We raised the independent investigation issue repeatedly in sworn declarations, oral argument, and our appellate briefs. The Minnesota Court of Appeals acknowledged what Judge Miller had done. But instead of applying the same judicial standards they recognized in Bowlby, they shrugged it off. Their reasoning? They claimed we “forfeited” the issue because we didn’t object the right way at the right time.

So in Bowlby, extra-record judicial investigation was “disconcerting” and unethical. In Stevenson, it was excused away as a mere preservation problem.


The Double Standard

This contradiction should trouble anyone who believes in equal justice:

  • In Bowlby: Judicial misconduct was recognized as a violation of ethics.
  • In Stevenson: The same kind of misconduct was excused, and the litigants were blamed for not preserving the issue – the only time in Minnesota appellate history that this has been done regarding this particular issue. (See more information [here], [here], [here], and [here].)
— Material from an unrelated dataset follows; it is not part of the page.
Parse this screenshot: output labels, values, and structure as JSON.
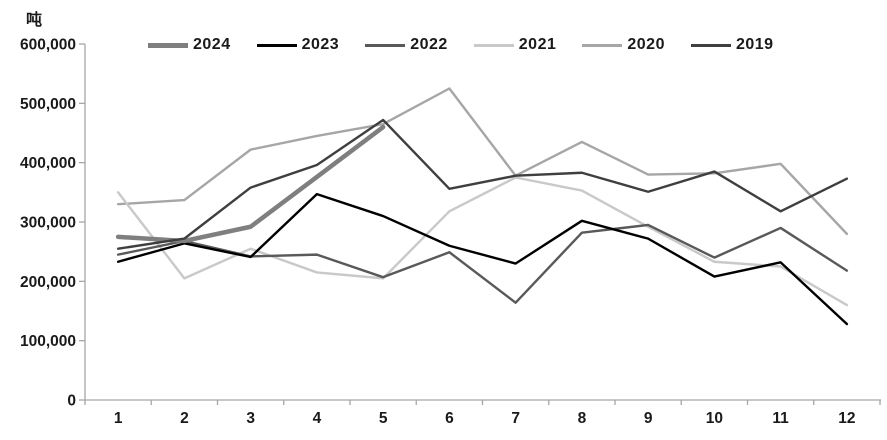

The result is a dangerous precedent: whether judicial misconduct matters depends not on the law, but on which case you’re in.


Why This Matters

The judiciary is supposed to be consistent. Rules aren’t meant to bend for some cases and not for others. If Minnesota appellate judges know that judges cannot conduct independent investigations — and they plainly said so in Bowlby — then why was our case treated differently?

By normalizing misconduct in one case while condemning it in another, the courts are sending a chilling message: the rule of law is flexible, and fairness is optional.


Justice should not depend on selective enforcement of judicial ethics. Either the rules apply to all judges in all cases — or they mean nothing at all.


This blog post was written with the assistance of Artificial Intelligence (AI).